ダバオ市保健局(以下CHO)によると、子宮頸がんで亡くなった女性の数は、2023年の88人から2024年には67人へと減少した。
この発表は、2025年5月15日午前に市庁舎で開催されたISpeakメディアフォーラムにおいて、CHOの地区保健医であるシャーレン・タン医師によって行われた。
死亡者数が減少している一方で、タン医師は子宮頸がんの検診を受ける女性の数が減っていることに懸念を示した。2023年には7,137人の女性が検診を受けたが、2024年には6,104人にとどまった。
「子宮頸がんは、20歳の若い女性から70歳の高齢の女性まで発症する可能性がありますが、患者の多くは40歳から50歳の女性に集中しています」とタン医師は述べた。
タン医師は、子宮頸がん予防におけるヒトパピローマウイルス(以下HPV)ワクチンの重要性を強調した。このワクチンは、9歳から14歳の女の子を対象に、地域の保健センターで無料で接種できる。接種は2回行われ、6か月の間隔を空けて実施される。
ワクチンは15歳から45歳の女性にも接種可能だが、市では若年層を優先している。年齢が上の女性には、民間のクリニックや病院での接種を勧めている。
タン医師によると、HPVワクチン接種は、小学校4年生の女子児童を対象としたCHOの学校内での予防接種プログラムの一環である。しかし、学校や地域で説明会が実施されているにもかかわらず、保護者の出席率が低いため、接種率は依然として低い状況が続いている。この課題に対応するため、CHOは9歳から14歳の女児への接種促進に向けた取り組みを強化している。
フィリピン産婦人科専門医学会の南フィリピン医療センター(以下SPMC)代表のメアリー・リー・リム医師は、HPVの感染拡大を防ぐために男性にもワクチン接種が可能であることを補足した。ただし、地方自治体の支援体制は、優先接種年齢層である女子へのワクチン提供に集中しているのが現状である。
リム医師は、子宮頸がんは予防可能な病気であり、定期的なパパニコロウ(子宮頸部細胞診)検査や責任ある性行動によって予防できると強調した。「多くの女性は受診を先延ばしにしてしまい、医療機関を訪れた時には既に癌が進行していることが多いのです。その段階では、治療は通常、化学療法や放射線療法に限られてしまいます」と彼女は述べた。
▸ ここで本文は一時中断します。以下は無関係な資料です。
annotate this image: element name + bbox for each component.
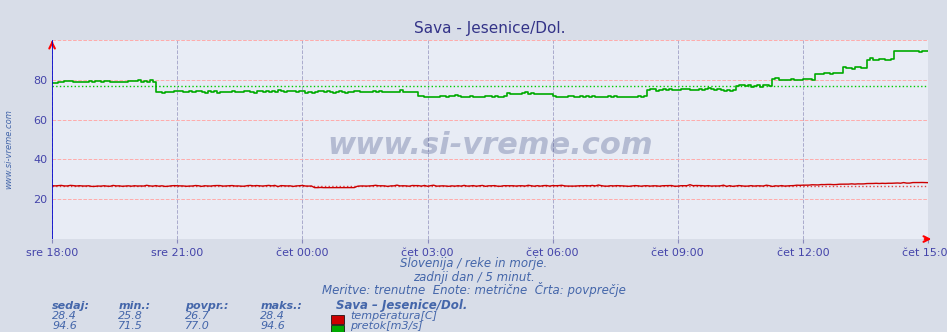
Text: sedaj:: sedaj: xyxy=(52,301,90,311)
Text: 77.0: 77.0 xyxy=(185,321,209,331)
Title: Sava - Jesenice/Dol.: Sava - Jesenice/Dol. xyxy=(415,21,565,36)
Text: www.si-vreme.com: www.si-vreme.com xyxy=(5,110,14,189)
Text: zadnji dan / 5 minut.: zadnji dan / 5 minut. xyxy=(413,271,534,284)
Text: maks.:: maks.: xyxy=(260,301,302,311)
Text: 71.5: 71.5 xyxy=(118,321,143,331)
Text: 94.6: 94.6 xyxy=(260,321,285,331)
Text: Meritve: trenutne  Enote: metrične  Črta: povprečje: Meritve: trenutne Enote: metrične Črta: … xyxy=(322,282,625,297)
Text: Sava – Jesenice/Dol.: Sava – Jesenice/Dol. xyxy=(336,299,468,312)
Text: 25.8: 25.8 xyxy=(118,311,143,321)
Text: 26.7: 26.7 xyxy=(185,311,209,321)
Text: povpr.:: povpr.: xyxy=(185,301,228,311)
Text: www.si-vreme.com: www.si-vreme.com xyxy=(328,131,652,160)
Text: 28.4: 28.4 xyxy=(260,311,285,321)
Text: min.:: min.: xyxy=(118,301,151,311)
Text: 28.4: 28.4 xyxy=(52,311,77,321)
Text: temperatura[C]: temperatura[C] xyxy=(350,311,438,321)
Text: Slovenija / reke in morje.: Slovenija / reke in morje. xyxy=(400,257,547,270)
Text: 94.6: 94.6 xyxy=(52,321,77,331)
Text: pretok[m3/s]: pretok[m3/s] xyxy=(350,321,423,331)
早期発見を促すため、CHOは年間を通じて地域の保健センターで「酢酸を用いた頸部視診(以下VIA)」を提供している。パパニコロウ検査には病理医が必要だが、VIAはより手軽に受けられる代替手段である。VIAで陽性となった場合は、SPMCの産婦人科専門医に紹介され、さらなる精密検査が行われる。
また、タン医師は、子宮頸がんの主な原因はHPVという性感染症であることを改めて市民に呼びかけた。初期段階では症状が現れにくいが、不規則な出血、生理以外の出血、閉経後の出血、性交後の出血、悪臭を伴う膣分泌物などが警告サインとして現れる可能性があると説明した。
ただしこれらの症状が現れたからといって必ずしも子宮頸がんであるとは限らず、他の疾患が原因となっている場合もあることを注意喚起した。